Ia menegaskan, pengakuan tersebut membuka jalan bagi masa depan di mana Israel yang aman dan sejahtera dapat hidup berdampingan dengan Palestina yang merdeka dan berdaulat. “Saat ini, kita tidak memiliki keduanya,” tambahnya.
Keputusan London itu tidak datang tiba-tiba. Pada Juli lalu, Starmer sudah menyatakan bahwa Inggris akan mengakui negara Palestina pada September ini, kecuali Israel menunjukkan langkah substantif menuju perdamaian. Tekanan politik domestik dan desakan internasional mempercepat pengambilan keputusan tersebut.
Langkah Inggris diikuti oleh Australia dan Kanada, yang juga mengumumkan pengakuan resmi terhadap Palestina pada awal pekan ini. Sebelumnya, Prancis, Luksemburg, dan Malta sudah lebih dulu menyatakan niat untuk melakukan hal serupa dalam forum Sidang Umum PBB.

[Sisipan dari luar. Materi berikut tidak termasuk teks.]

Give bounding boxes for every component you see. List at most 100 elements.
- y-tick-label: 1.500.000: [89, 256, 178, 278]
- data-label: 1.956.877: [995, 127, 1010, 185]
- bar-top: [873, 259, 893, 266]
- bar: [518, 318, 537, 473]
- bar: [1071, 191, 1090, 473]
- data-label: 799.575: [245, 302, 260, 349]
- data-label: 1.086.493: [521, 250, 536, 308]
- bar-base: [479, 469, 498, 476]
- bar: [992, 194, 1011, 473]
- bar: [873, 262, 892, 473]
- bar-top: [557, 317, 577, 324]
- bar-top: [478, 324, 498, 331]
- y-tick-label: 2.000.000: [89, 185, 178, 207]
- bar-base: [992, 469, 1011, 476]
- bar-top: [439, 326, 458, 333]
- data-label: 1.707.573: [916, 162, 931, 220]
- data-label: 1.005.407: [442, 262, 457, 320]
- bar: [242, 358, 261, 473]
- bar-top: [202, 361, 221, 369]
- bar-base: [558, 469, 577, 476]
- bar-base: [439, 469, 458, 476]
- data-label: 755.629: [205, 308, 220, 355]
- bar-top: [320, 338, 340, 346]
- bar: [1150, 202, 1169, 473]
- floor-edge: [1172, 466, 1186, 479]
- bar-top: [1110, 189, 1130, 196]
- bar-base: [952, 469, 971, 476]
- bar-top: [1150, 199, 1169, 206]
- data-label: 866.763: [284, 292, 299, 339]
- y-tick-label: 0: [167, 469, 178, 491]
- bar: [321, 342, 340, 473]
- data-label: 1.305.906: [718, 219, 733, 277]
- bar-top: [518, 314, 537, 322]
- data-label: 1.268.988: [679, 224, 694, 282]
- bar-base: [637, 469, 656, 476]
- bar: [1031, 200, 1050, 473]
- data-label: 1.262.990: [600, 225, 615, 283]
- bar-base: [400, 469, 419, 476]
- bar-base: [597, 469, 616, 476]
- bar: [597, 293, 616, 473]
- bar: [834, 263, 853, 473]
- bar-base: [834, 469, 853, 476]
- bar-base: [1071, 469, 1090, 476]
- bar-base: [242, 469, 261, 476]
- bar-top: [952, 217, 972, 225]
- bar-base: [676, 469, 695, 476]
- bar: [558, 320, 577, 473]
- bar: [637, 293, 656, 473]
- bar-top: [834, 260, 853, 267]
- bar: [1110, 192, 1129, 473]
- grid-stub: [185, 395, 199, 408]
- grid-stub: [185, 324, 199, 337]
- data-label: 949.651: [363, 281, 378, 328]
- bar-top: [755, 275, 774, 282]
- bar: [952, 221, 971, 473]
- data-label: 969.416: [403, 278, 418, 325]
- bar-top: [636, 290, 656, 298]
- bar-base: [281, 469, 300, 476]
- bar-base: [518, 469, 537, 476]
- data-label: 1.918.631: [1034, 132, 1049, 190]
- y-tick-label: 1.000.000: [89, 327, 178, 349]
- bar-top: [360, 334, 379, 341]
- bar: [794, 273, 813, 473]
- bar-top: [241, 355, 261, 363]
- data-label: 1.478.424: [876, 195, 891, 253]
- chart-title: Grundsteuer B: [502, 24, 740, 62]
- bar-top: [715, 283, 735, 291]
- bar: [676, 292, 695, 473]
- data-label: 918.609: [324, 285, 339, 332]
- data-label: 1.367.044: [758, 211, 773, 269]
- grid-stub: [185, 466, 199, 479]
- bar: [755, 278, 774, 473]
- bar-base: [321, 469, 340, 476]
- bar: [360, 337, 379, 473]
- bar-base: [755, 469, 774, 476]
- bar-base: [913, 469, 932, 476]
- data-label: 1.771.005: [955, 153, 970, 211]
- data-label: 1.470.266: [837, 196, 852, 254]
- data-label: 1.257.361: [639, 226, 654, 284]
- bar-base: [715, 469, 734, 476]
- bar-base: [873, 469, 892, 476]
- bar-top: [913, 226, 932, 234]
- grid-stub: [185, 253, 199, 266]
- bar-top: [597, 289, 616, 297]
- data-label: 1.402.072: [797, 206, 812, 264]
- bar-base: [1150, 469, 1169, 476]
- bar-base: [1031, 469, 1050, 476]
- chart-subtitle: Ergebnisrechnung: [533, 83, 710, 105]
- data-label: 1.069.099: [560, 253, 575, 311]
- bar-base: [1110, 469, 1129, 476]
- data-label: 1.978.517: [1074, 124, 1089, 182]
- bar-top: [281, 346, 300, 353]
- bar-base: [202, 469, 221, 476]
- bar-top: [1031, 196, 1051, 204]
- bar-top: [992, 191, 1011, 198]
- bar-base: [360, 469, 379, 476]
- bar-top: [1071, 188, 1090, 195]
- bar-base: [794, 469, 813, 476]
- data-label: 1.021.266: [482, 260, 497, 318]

Deputi Perdana Menteri Inggris, David Lammy, bahkan menekankan urgensi momen ini. “Sekaranglah saatnya untuk memperjuangkan solusi dua negara,” ujarnya dalam wawancara dengan BBC menjelang pengumuman resmi pemerintah.
Namun, tidak semua pihak menyambut positif. Pemerintah Israel menilai langkah tersebut sebagai keputusan yang “tidak masuk akal”, dan diperkirakan akan menimbulkan ketegangan baru dalam hubungan bilateral dengan London. *** Sumber: Anadolu (raihan/sap)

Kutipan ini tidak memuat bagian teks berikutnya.